TV DVDs are a solid and profitable niche that makes its nut on providing loyal fans with bonus features, executives agreed in the opening panel discussion.
“Fans are looking for something compelling that isn't available anywhere else, behind-the-scenes stuff they just can't get anywhere else,” said Jeff Baker, VP of franchise marketing for Warner Home Video.
Fans chat online about what they want on their favorite shows, but that can be a double-edged sword, said Gordon Ho, VP of brand marketing at Buena Vista Home Entertainment. Fan sites are a resource for suggestions, but fans can also cancel a show on DVD early in the product cycle if bonus features are a disappointment.
“No longer can we pull the wool over the eyes of the consumer, with the Web,” Ho said.
“What you're seeing with DVD products is, you're not just able to replicate the TV experience,” said Peter Staddon, VP of marketing at 20th Century Fox Home Entertainment. “It's the diehard fans that are buying the stuff. You have to give them something that rewards the purchase.”
Boxed sets create the perfect opportunity to do that, and DVD makes season sets compact enough to get them into mass merchants, the key sales vehicles.
“With VHS, there was no way for a mass merchant to take it on. The footprint was just too large,” said Henry McGee, president of HBO Home Video, which views series boxed sets as a way to meet internal goals.

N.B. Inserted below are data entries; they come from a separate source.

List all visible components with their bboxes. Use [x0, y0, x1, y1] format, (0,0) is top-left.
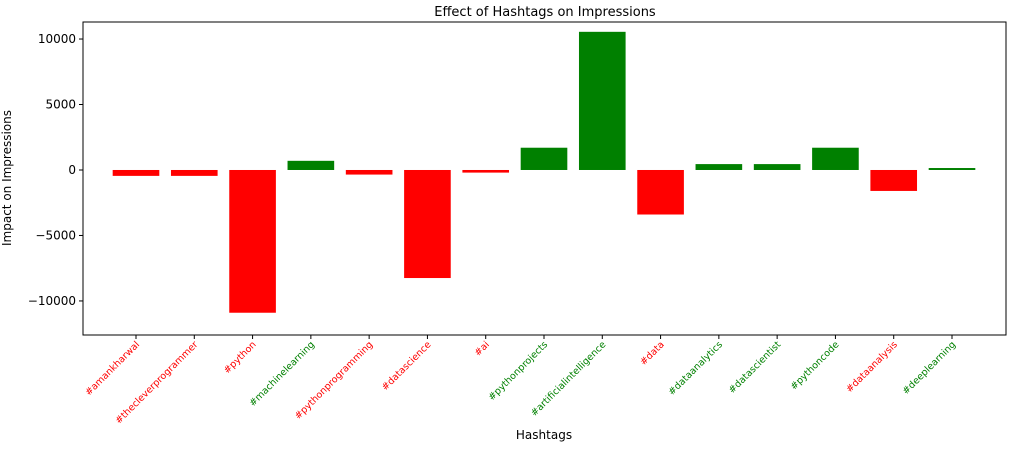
y-axis-label: Impact on Impressions: [0, 110, 14, 246]
x-tick-label: #deeplearning: [901, 339, 959, 397]
bar-artificialintelligence: [578, 31, 626, 170]
x-tick-label: #data: [638, 339, 667, 368]
x-tick-label: #datascientist: [727, 339, 784, 396]
bar-dataanalytics: [695, 164, 743, 170]
y-tick-label: −5000: [35, 228, 76, 242]
x-tick-label: #pythoncode: [788, 339, 841, 392]
x-tick-label: #datascience: [380, 339, 434, 393]
bar-amankharwal: [112, 169, 160, 176]
bar-thecleverprogrammer: [170, 169, 218, 176]
x-tick-label: #pythonprojects: [486, 339, 550, 403]
plot-frame: [82, 21, 1007, 336]
bar-python: [229, 169, 276, 313]
x-tick-label: #amankharwal: [83, 339, 142, 398]
x-tick-label: #dataanalysis: [844, 339, 900, 395]
y-tick-label: 5000: [45, 98, 76, 112]
bar-machinelearning: [287, 160, 335, 170]
y-tick-label: −10000: [28, 294, 76, 308]
x-axis-label: Hashtags: [516, 428, 572, 442]
x-tick-label: #machinelearning: [247, 339, 317, 409]
bar-pythonprojects: [520, 147, 568, 170]
bar-pythoncode: [812, 147, 859, 170]
y-tick-label: 10000: [38, 32, 76, 46]
x-tick-label: #ai: [472, 339, 491, 358]
bar-data: [637, 169, 684, 215]
bar-datascientist: [753, 164, 801, 170]
x-tick-label: #dataanalytics: [666, 339, 725, 398]
bar-dataanalysis: [870, 169, 918, 191]
x-tick-label: #python: [222, 339, 259, 376]
chart-title: Effect of Hashtags on Impressions: [434, 5, 656, 20]
y-tick-label: 0: [68, 163, 76, 177]
bar-datascience: [404, 169, 451, 279]
x-axis: #amankharwal#thecleverprogrammer #python#…: [83, 335, 958, 426]
bars-group: [112, 31, 976, 313]
bar-pythonprogramming: [345, 169, 393, 175]
y-axis: 10000 5000 0 −5000 −10000: [28, 32, 83, 308]
bar-deeplearning: [928, 168, 976, 170]
bar-ai: [462, 169, 510, 173]
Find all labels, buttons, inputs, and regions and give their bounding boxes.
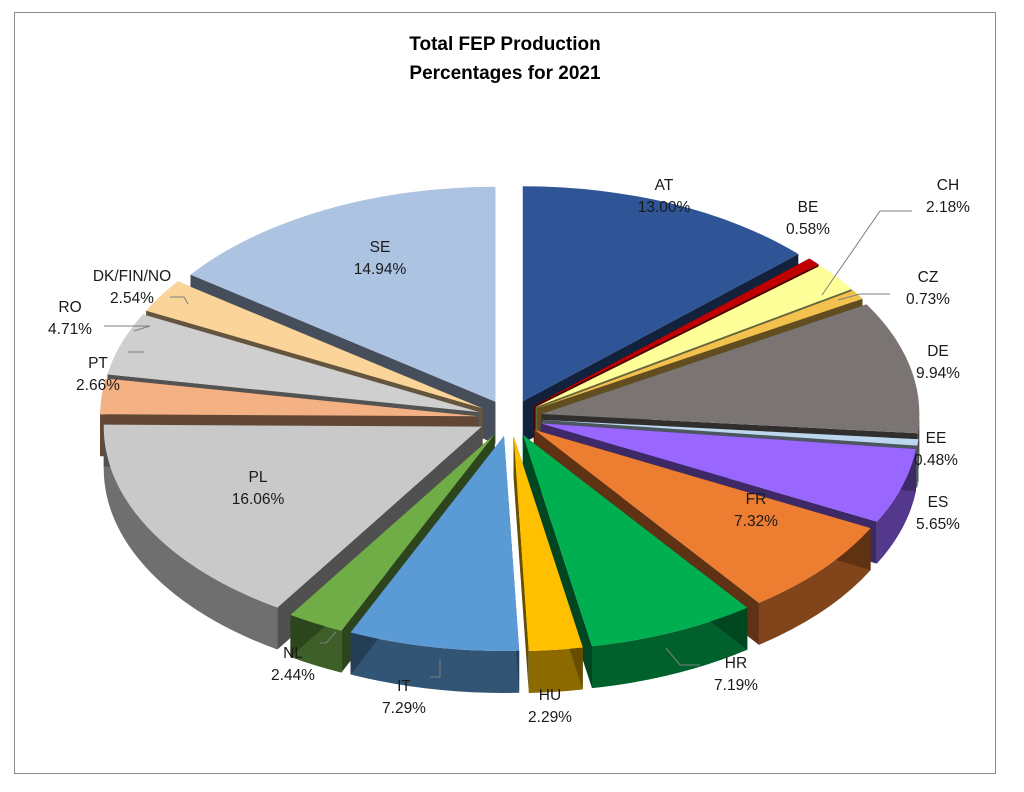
leader-line-cz [837,293,890,301]
data-label-value-hr: 7.19% [714,677,758,694]
data-label-value-pl: 16.06% [232,491,285,508]
data-label-name-ee: EE [926,430,947,447]
pie-slice-hr [522,434,748,689]
pie-slice-top [103,424,482,608]
pie-slice-top [535,265,852,407]
data-label-value-ee: 0.48% [914,452,958,469]
pie-slice-top [100,378,479,417]
pie-slice-top [146,281,483,409]
leader-line-ro [104,325,151,332]
data-label-value-cz: 0.73% [906,291,950,308]
pie-slice-top [522,186,799,402]
data-label-value-de: 9.94% [916,365,960,382]
pie-slice-side [592,607,748,689]
data-label-value-it: 7.29% [382,700,426,717]
leader-line-ee [885,424,914,433]
data-label-value-ro: 4.71% [48,321,92,338]
data-label-value-es: 5.65% [916,516,960,533]
data-label-name-hr: HR [725,655,747,672]
data-label-value-ch: 2.18% [926,199,970,216]
pie-slice-it [350,435,520,693]
pie-slice-top [107,314,480,413]
pie-slice-top [537,290,863,409]
data-label-name-de: DE [927,343,949,360]
data-label-value-nl: 2.44% [271,667,315,684]
pie-slice-top [533,258,819,406]
data-label-name-nl: NL [283,645,303,662]
data-label-value-be: 0.58% [786,221,830,238]
data-label-name-hu: HU [539,687,561,704]
pie-slice-wall [513,436,529,693]
data-label-value-fr: 7.32% [734,513,778,530]
pie-slice-side [876,449,916,564]
pie-slice-hu [513,436,583,693]
leader-line-dk-fin-no [170,296,189,305]
data-label-name-be: BE [798,199,819,216]
leader-line-it [430,660,441,678]
leader-line-hr [665,647,700,666]
pie-slice-side [528,647,583,693]
chart-title-line-1: Total FEP Production [409,34,600,55]
data-label-value-se: 14.94% [354,261,407,278]
pie-slice-top [534,429,871,603]
pie-slice-top [541,419,919,446]
data-label-name-ro: RO [58,299,81,316]
pie-slice-side [103,426,278,650]
data-label-name-cz: CZ [918,269,939,286]
data-label-name-se: SE [370,239,391,256]
chart-title-line-2: Percentages for 2021 [409,63,601,84]
data-label-name-fr: FR [746,491,767,508]
pie-slice-top [540,423,916,522]
data-label-value-hu: 2.29% [528,709,572,726]
pie-slice-top [522,434,748,647]
data-label-name-it: IT [397,678,411,695]
data-label-name-dk-fin-no: DK/FIN/NO [93,268,171,285]
pie-slice-top [513,436,583,651]
pie-slice-top [350,435,520,651]
data-label-name-pt: PT [88,355,108,372]
leader-line-nl [320,631,337,644]
data-label-value-dk-fin-no: 2.54% [110,290,154,307]
data-label-value-at: 13.00% [638,199,691,216]
data-label-name-at: AT [655,177,674,194]
pie-slice-top [190,186,496,402]
data-label-name-pl: PL [249,469,268,486]
data-label-name-ch: CH [937,177,959,194]
data-label-name-es: ES [928,494,949,511]
leader-line-ch [821,210,912,296]
data-label-value-pt: 2.66% [76,377,120,394]
pie-slice-side [350,632,520,693]
pie-slice-top [290,434,495,631]
pie-slice-top [541,304,920,434]
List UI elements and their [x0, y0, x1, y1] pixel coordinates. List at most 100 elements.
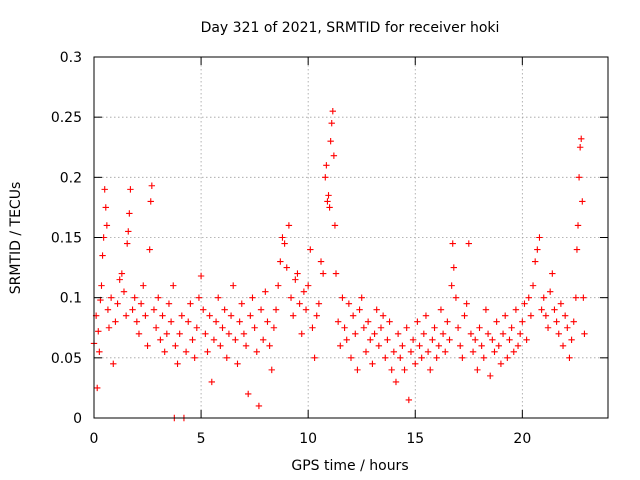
data-point	[506, 336, 513, 343]
data-point	[315, 300, 323, 307]
data-point	[352, 330, 359, 337]
data-point	[334, 318, 342, 325]
data-point	[454, 324, 462, 331]
data-point	[416, 342, 423, 349]
data-point	[495, 342, 502, 349]
data-point	[287, 294, 295, 301]
data-point	[576, 144, 584, 151]
data-point	[322, 174, 329, 181]
data-point	[157, 336, 164, 343]
data-point	[142, 312, 149, 319]
data-point	[326, 204, 333, 211]
data-point	[580, 294, 587, 301]
data-point	[137, 300, 145, 307]
data-point	[559, 342, 567, 349]
data-point	[457, 342, 464, 349]
x-tick-labels: 0 5 10 15 20	[90, 431, 532, 447]
data-point	[313, 312, 320, 319]
data-point	[298, 330, 305, 337]
y-tick-label: 0.25	[51, 110, 82, 126]
data-point	[465, 240, 472, 247]
data-point	[262, 288, 269, 295]
data-point	[538, 306, 545, 313]
data-point	[480, 354, 487, 362]
data-point	[375, 342, 383, 349]
data-point	[497, 360, 505, 368]
data-point	[221, 306, 228, 313]
data-point	[478, 342, 485, 349]
data-point	[191, 354, 198, 362]
data-point	[557, 300, 565, 307]
data-point	[371, 330, 378, 337]
data-point	[264, 318, 271, 325]
data-point	[397, 354, 404, 362]
data-point	[422, 312, 430, 319]
data-point	[281, 240, 288, 247]
data-point	[150, 306, 158, 313]
data-point	[531, 258, 539, 265]
data-point	[257, 306, 265, 313]
data-point	[437, 306, 445, 313]
data-point	[101, 186, 108, 193]
data-point	[508, 324, 515, 331]
chart-title: Day 321 of 2021, SRMTID for receiver hok…	[201, 20, 500, 36]
data-point	[259, 336, 267, 343]
data-point	[167, 318, 175, 325]
data-point	[427, 366, 434, 374]
data-point	[566, 354, 573, 362]
data-point	[504, 354, 511, 362]
data-point	[112, 318, 119, 325]
data-point	[304, 282, 312, 289]
data-point	[564, 324, 571, 331]
data-point	[546, 288, 554, 295]
data-point	[294, 270, 301, 277]
data-point	[204, 348, 211, 356]
data-point	[148, 182, 156, 189]
data-point	[482, 306, 490, 313]
data-point	[227, 312, 235, 319]
data-point	[364, 318, 372, 325]
data-point	[472, 336, 479, 343]
data-point	[202, 330, 209, 337]
data-point	[242, 342, 250, 349]
data-point	[514, 342, 522, 349]
data-point	[418, 354, 425, 362]
data-point	[331, 222, 339, 229]
data-point	[120, 288, 128, 295]
grid-lines	[94, 57, 608, 418]
data-point	[442, 348, 449, 356]
data-point	[339, 294, 346, 301]
data-point	[309, 324, 316, 331]
data-point	[274, 282, 282, 289]
data-point	[354, 366, 361, 374]
data-point	[178, 312, 186, 319]
data-point	[324, 198, 331, 205]
data-point	[208, 378, 215, 386]
data-point	[225, 330, 233, 337]
data-point	[249, 294, 256, 301]
data-point	[270, 324, 278, 331]
data-point	[382, 354, 389, 362]
data-point	[317, 258, 325, 265]
data-point	[474, 366, 481, 374]
data-point	[95, 328, 102, 335]
data-point	[268, 366, 275, 374]
data-point	[251, 324, 258, 331]
data-point	[165, 300, 173, 307]
data-points	[90, 107, 588, 422]
data-point	[103, 222, 111, 229]
data-point	[573, 246, 581, 253]
data-point	[536, 234, 543, 241]
data-point	[459, 354, 466, 362]
data-point	[579, 198, 586, 205]
y-tick-label: 0.2	[60, 170, 82, 186]
data-point	[163, 330, 171, 337]
data-point	[217, 342, 224, 349]
data-point	[144, 342, 151, 349]
data-point	[210, 336, 218, 343]
x-tick-label: 10	[299, 431, 317, 447]
y-tick-label: 0.05	[51, 351, 82, 367]
data-point	[279, 234, 286, 241]
data-point	[122, 312, 130, 319]
data-point	[553, 318, 560, 325]
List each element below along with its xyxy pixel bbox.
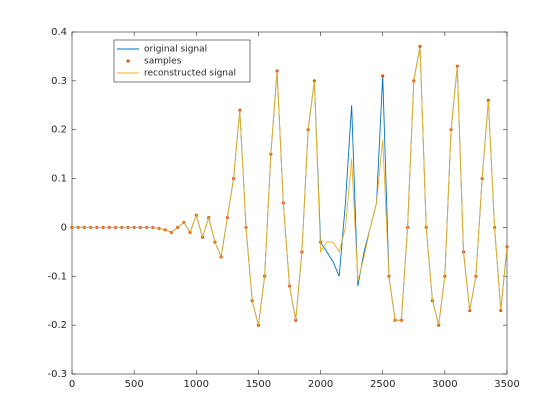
y-tick-label: -0.3 (47, 369, 67, 380)
x-tick-label: 500 (125, 379, 144, 390)
signal-line (72, 46, 508, 326)
x-tick-label: 1000 (184, 379, 209, 390)
plot-area (71, 31, 508, 375)
legend-marker (126, 59, 130, 63)
y-tick-label: 0.4 (51, 27, 67, 38)
x-tick-label: 2000 (308, 379, 333, 390)
legend-label: samples (144, 57, 182, 67)
y-tick-label: 0.3 (51, 76, 67, 87)
x-tick-label: 0 (69, 379, 75, 390)
legend-box (113, 39, 251, 83)
x-tick-label: 3500 (494, 379, 519, 390)
y-tick-label: -0.1 (47, 271, 67, 282)
legend-label: original signal (144, 45, 207, 55)
y-tick-label: 0 (61, 222, 67, 233)
x-tick-label: 3000 (432, 379, 457, 390)
x-tick-label: 1500 (246, 379, 271, 390)
y-tick-label: 0.1 (51, 174, 67, 185)
sample-marker (381, 74, 385, 78)
legend-label: reconstructed signal (144, 69, 236, 79)
y-tick-label: 0.2 (51, 125, 67, 136)
y-tick-label: -0.2 (47, 320, 67, 331)
x-tick-label: 2500 (370, 379, 395, 390)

“At HBO, we live by the three ‘E's,” McGee said. “Exploit the asset, extend the brand and expand subscribers.”
“The unique thing about this business is that, unlike theatrical where they try to shorten the window to take advantage of the [marketing] spend, with TV DVD the marketing is ongoing,” Baker said.
DVD can be a springboard for TV creators whose shows have been cancelled or long off the air.
Seth McFarlane, creator of “The Family Guy,” got more offers once the show appeared on DVD — a year after it went off the air. The first-season boxed set is a top TV seller for Fox.
“It was revealing for us, at least, how many people were watching the show. Once we announced ‘The Family Guy' was coming out on DVD, we really didn't have to do much to promote it. The core base was there,” he said. “It's pretty amazing that these releases have the power to make the studios go back and rethink their decisions.”